Selection and characterization of conditionally active promoters in Lactobacillus plantarum, using alanine racemase as a promoter probe

Abstract

This paper describes the use of the alr gene, encoding alanine racemase, as a promoter-screening tool for the identification of conditional promoters in Lactobacillus plantarum. Random fragments of the L. plantarum WCFS1 genome were cloned upstream of the promoterless alr gene of Lactococcus lactis in a low-copy-number plasmid vector. The resulting plasmid library was introduced into an L. plantarum Deltaalr strain (MD007), and 40,000 clones were selected. The genome coverage of the library was estimated to be 98%, based on nucleotide insert sequence and restriction analyses of the inserts of randomly selected clones. The library was screened for clones that were capable of complementing the D-alanine auxotroph phenotype of MD007 in media containing up to 10, 100, or 300 micro g of the competitive Alr inhibitor D-cycloserine per ml. Western blot analysis with polyclonal antibodies raised against lactococcal Alr revealed that the Alr production level required for growth increased in the presence of increasing concentrations of D-cycloserine, adding a quantitative factor to the primarily qualitative nature of the alr complementation screen.
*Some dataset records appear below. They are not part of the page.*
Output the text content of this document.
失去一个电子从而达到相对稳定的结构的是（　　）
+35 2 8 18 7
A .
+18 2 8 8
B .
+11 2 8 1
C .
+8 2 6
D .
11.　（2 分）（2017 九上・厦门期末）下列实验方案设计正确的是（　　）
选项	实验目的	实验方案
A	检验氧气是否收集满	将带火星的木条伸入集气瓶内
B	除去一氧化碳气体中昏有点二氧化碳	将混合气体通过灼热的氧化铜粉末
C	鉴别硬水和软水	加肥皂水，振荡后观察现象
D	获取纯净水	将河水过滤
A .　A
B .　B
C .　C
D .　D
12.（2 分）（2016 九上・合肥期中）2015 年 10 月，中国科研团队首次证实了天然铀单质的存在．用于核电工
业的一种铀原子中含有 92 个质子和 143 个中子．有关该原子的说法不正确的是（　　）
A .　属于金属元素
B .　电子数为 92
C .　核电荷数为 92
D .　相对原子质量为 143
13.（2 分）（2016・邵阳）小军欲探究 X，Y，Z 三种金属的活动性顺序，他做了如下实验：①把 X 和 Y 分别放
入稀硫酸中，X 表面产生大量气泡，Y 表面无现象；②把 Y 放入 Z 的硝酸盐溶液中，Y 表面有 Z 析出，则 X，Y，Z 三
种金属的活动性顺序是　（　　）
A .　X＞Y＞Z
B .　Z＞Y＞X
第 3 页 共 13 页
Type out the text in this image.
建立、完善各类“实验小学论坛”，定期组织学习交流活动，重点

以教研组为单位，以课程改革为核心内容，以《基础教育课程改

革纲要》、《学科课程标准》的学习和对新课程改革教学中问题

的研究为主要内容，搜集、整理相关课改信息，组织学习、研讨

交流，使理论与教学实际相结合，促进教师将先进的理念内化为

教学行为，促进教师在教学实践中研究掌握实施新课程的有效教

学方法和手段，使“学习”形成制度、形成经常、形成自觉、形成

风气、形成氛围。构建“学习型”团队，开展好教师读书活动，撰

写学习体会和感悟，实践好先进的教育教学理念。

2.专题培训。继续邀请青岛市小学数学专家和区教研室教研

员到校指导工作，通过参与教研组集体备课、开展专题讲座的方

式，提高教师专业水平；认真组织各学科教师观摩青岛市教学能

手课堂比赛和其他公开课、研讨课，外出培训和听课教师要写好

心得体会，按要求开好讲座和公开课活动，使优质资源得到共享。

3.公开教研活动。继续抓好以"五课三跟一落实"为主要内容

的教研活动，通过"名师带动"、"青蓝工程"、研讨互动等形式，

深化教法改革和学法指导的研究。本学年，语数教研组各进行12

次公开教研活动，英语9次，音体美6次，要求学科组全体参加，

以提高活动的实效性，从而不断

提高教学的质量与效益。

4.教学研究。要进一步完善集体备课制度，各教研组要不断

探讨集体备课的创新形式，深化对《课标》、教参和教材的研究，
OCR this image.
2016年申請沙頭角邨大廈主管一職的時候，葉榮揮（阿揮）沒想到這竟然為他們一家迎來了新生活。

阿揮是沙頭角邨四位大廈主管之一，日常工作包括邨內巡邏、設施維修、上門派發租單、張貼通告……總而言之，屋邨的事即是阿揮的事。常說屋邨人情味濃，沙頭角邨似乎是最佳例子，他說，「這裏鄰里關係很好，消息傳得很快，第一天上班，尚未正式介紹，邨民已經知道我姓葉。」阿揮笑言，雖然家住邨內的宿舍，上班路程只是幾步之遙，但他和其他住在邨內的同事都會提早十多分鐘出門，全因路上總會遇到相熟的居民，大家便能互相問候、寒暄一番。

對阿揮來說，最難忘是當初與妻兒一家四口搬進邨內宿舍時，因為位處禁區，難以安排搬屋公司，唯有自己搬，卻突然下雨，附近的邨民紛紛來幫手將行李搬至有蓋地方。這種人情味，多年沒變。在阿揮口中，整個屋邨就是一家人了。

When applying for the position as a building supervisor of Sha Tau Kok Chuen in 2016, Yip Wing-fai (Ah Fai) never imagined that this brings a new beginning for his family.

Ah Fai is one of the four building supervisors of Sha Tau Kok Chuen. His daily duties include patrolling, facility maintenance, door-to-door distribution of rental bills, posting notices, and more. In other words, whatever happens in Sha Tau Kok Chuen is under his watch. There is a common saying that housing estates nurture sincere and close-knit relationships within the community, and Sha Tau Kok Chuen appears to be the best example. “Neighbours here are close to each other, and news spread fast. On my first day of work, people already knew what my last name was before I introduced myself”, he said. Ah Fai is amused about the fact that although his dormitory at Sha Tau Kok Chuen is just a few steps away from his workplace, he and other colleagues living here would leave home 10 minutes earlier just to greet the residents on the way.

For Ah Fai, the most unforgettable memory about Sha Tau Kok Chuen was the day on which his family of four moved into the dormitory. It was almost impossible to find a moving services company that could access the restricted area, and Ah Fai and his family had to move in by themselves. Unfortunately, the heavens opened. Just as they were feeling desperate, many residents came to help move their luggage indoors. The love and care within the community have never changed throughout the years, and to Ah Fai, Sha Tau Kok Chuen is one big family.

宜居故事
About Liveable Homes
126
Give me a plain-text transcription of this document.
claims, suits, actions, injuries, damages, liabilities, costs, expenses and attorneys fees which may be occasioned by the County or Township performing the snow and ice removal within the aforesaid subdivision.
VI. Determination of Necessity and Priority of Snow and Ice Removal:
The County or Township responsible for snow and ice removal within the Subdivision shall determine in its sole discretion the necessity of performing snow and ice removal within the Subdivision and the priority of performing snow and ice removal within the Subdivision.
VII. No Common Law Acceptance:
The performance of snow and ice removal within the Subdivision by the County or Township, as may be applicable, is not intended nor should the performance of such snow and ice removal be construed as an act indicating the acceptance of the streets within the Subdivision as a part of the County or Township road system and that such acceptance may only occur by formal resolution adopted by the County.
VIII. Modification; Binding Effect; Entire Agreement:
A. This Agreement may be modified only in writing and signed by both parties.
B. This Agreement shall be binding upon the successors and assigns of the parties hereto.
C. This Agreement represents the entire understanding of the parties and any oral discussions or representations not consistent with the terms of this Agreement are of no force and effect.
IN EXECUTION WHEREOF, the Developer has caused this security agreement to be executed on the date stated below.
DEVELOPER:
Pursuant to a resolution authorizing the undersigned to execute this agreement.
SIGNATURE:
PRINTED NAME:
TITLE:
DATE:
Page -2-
Screening of the alr complementation library for clones that could grow only in the presence of 0.8 M NaCl resulted in the identification of eight clones that upon Western blot analysis showed significantly higher Alr production under high-salt conditions than under low-salt conditions. These results established the effectiveness of the alanine racemase complementation screening method for the identification of promoters on their conditional or constitutive activity.

FIG. 1.

Plasmid map of the promoter-probe vector pNZ7120. The vector is a derivative of the low-copy-number vector pIL252 (34) and carries an erythromycin resistance gene (ery) for selection in L. plantarum. pNZ7120 harbors a promoterless copy of the L. lactis MG1363 alr gene, which is transcribed in the orientation opposite to that of all other genes encoded on pNZ7120. The DNA sequence visualizes the multiple-cloning site and the lactococcal prtP ribosome binding site (18). Furthermore, stop codons in all three reading frames (three black arrows) upstream of alr prevent translational fusions when chromosomal fragments are cloned in the BglII or SalI site of pNZ7120. The gray box indicates the 5′ end of the alr gene.

FIG. 2.

Western blot analysis of Alr expression levels in colonies sensitive to different concentrations of d-cycloserine. Randomly selected individual clones that originally were selected on MRS plates containing 10 (lanes 1 through 3), 100 (lanes 4 through 6), or 300 (lanes 7 and 8) μg of d-cycloserine/ml.

FIG. 3.

Western blot analysis of 0.8 M NaCl-induced Alr expression in 8 clones. Alr production levels were clearly higher in all eight clones (lanes 1 to 8) when cells were grown in media to which 0.8 M NaCl was added (lower panel) than when cells were grown in standard MRS media (upper panel). It should be noted that, when larger amounts of cell extract were used, a more obvious signal for clones pNZ7120-con2 and -con5 was detected (data not shown).